In the majority of the cases that come to the attention of The Llama Sanctuary, the question is easily answered. A llama has been left behind on a property that has been repossessed by the bank or the llama has been set free in the forest. Occasionally, we receive calls about an animal or even a whole herd that is living on a neighboring property and that has been neglected or mistreated. Our primary task is to determine who owns the animals and request a visit. Usually, people appreciate the opportunity to discuss the matter and it sometimes transpires that the keeper was unaware that they were not providing the level of care necessary to maintain a healthy herd.

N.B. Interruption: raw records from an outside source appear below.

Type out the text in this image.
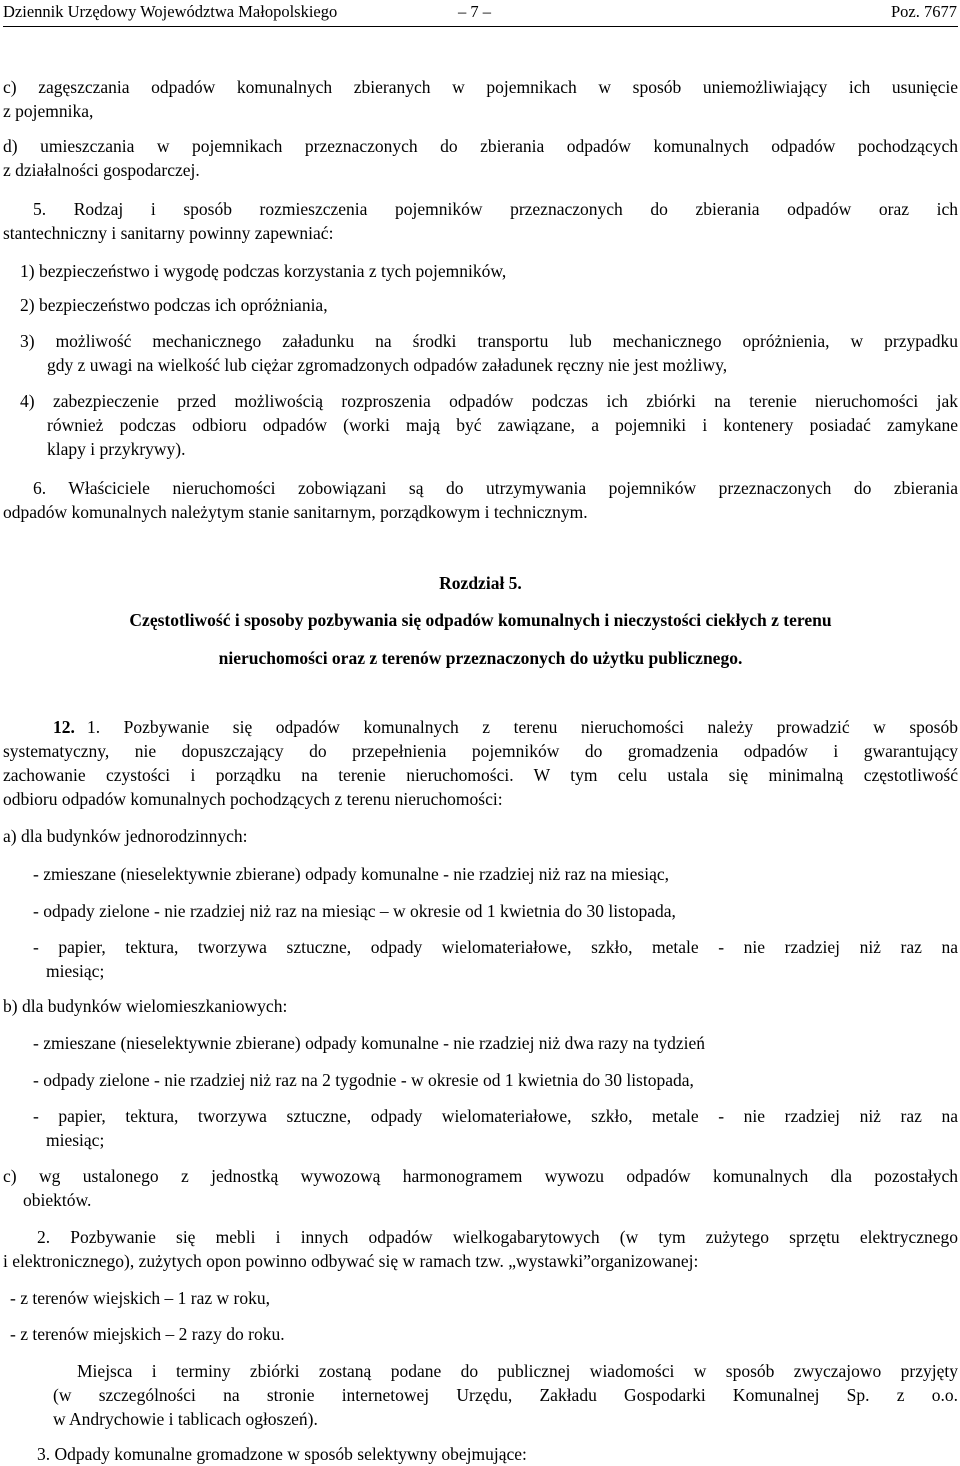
Dziennik Urzędowy Województwa Małopolskiego	– 7 –	Poz. 7677
c) zagęszczania odpadów komunalnych zbieranych w pojemnikach w sposób uniemożliwiający ich usunięcie
z pojemnika,
d) umieszczania w pojemnikach przeznaczonych do zbierania odpadów komunalnych odpadów pochodzących
z działalności gospodarczej.
5. Rodzaj i sposób rozmieszczenia pojemników przeznaczonych do zbierania odpadów oraz ich
stantechniczny i sanitarny powinny zapewniać:
1) bezpieczeństwo i wygodę podczas korzystania z tych pojemników,
2) bezpieczeństwo podczas ich opróżniania,
3) możliwość mechanicznego załadunku na środki transportu lub mechanicznego opróżnienia, w przypadku
gdy z uwagi na wielkość lub ciężar zgromadzonych odpadów załadunek ręczny nie jest możliwy,
4) zabezpieczenie przed możliwością rozproszenia odpadów podczas ich zbiórki na terenie nieruchomości jak
również podczas odbioru odpadów (worki mają być zawiązane, a pojemniki i kontenery posiadać zamykane
klapy i przykrywy).
6. Właściciele nieruchomości zobowiązani są do utrzymywania pojemników przeznaczonych do zbierania
odpadów komunalnych należytym stanie sanitarnym, porządkowym i technicznym.
Rozdział 5.
Częstotliwość i sposoby pozbywania się odpadów komunalnych i nieczystości ciekłych z terenu
nieruchomości oraz z terenów przeznaczonych do użytku publicznego.
12. 1. Pozbywanie się odpadów komunalnych z terenu nieruchomości należy prowadzić w sposób
systematyczny, nie dopuszczający do przepełnienia pojemników do gromadzenia odpadów i gwarantujący
zachowanie czystości i porządku na terenie nieruchomości. W tym celu ustala się minimalną częstotliwość
odbioru odpadów komunalnych pochodzących z terenu nieruchomości:
a) dla budynków jednorodzinnych:
- zmieszane (nieselektywnie zbierane) odpady komunalne - nie rzadziej niż raz na miesiąc,
- odpady zielone - nie rzadziej niż raz na miesiąc – w okresie od 1 kwietnia do 30 listopada,
- papier, tektura, tworzywa sztuczne, odpady wielomateriałowe, szkło, metale - nie rzadziej niż raz na
miesiąc;
b) dla budynków wielomieszkaniowych:
- zmieszane (nieselektywnie zbierane) odpady komunalne - nie rzadziej niż dwa razy na tydzień
- odpady zielone - nie rzadziej niż raz na 2 tygodnie - w okresie od 1 kwietnia do 30 listopada,
- papier, tektura, tworzywa sztuczne, odpady wielomateriałowe, szkło, metale - nie rzadziej niż raz na
miesiąc;
c) wg ustalonego z jednostką wywozową harmonogramem wywozu odpadów komunalnych dla pozostałych
obiektów.
2. Pozbywanie się mebli i innych odpadów wielkogabarytowych (w tym zużytego sprzętu elektrycznego
i elektronicznego), zużytych opon powinno odbywać się w ramach tzw. „wystawki”organizowanej:
- z terenów wiejskich – 1 raz w roku,
- z terenów miejskich – 2 razy do roku.
Miejsca i terminy zbiórki zostaną podane do publicznej wiadomości w sposób zwyczajowo przyjęty
(w szczególności na stronie internetowej Urzędu, Zakładu Gospodarki Komunalnej Sp. z o.o.
w Andrychowie i tablicach ogłoszeń).
3. Odpady komunalne gromadzone w sposób selektywny obejmujące:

Occasionally, neglect of the animal is a consequence of depression or other overwhelming emotional state. No harm has been intended, but the keeper is not aware of the results of their neglect until it is pointed out to them. These people may gladly surrender the llama or alpacas into the care of another such as The Llama Sanctuary.
Sometimes people just aren’t aware that llamas and alpacas need care. There is still a myth floating around that llamas make good pets; they cut the grass and don’t require any kind of maintenance. That is nonsense. Sometimes, we meet people who have a llama or two, and are literally terrified of them. Being afraid to handle the animals, neglect ensues and as a consequence, the llama’s coat becomes matted and rotten. If they live on soft ground, then their toenails become painfully long, causing the toes to twist. Crippled feet caused by long corkscrew toenails is the most common form of neglect that we encounter.
Haven arrived with a severely matted and rotten coat. The large crumbling and felted matts had to be cut away with hand shears. Haven is a Classic or ccara llama and should not be sheared down to the skin. Regular brushing restored his coat to it’s true glory. WATCH THE VIDEO.
The Grey Divide of Law
The divide between interfering in the rights of another and avoiding the responsibility that rests on each of us to protect animals from neglect and abuse is obscured by a large grey area. That grey area is the where the law resides and at times it can be difficult to determine if the action we ought to take is lawful or is necessarily, the right thing to do.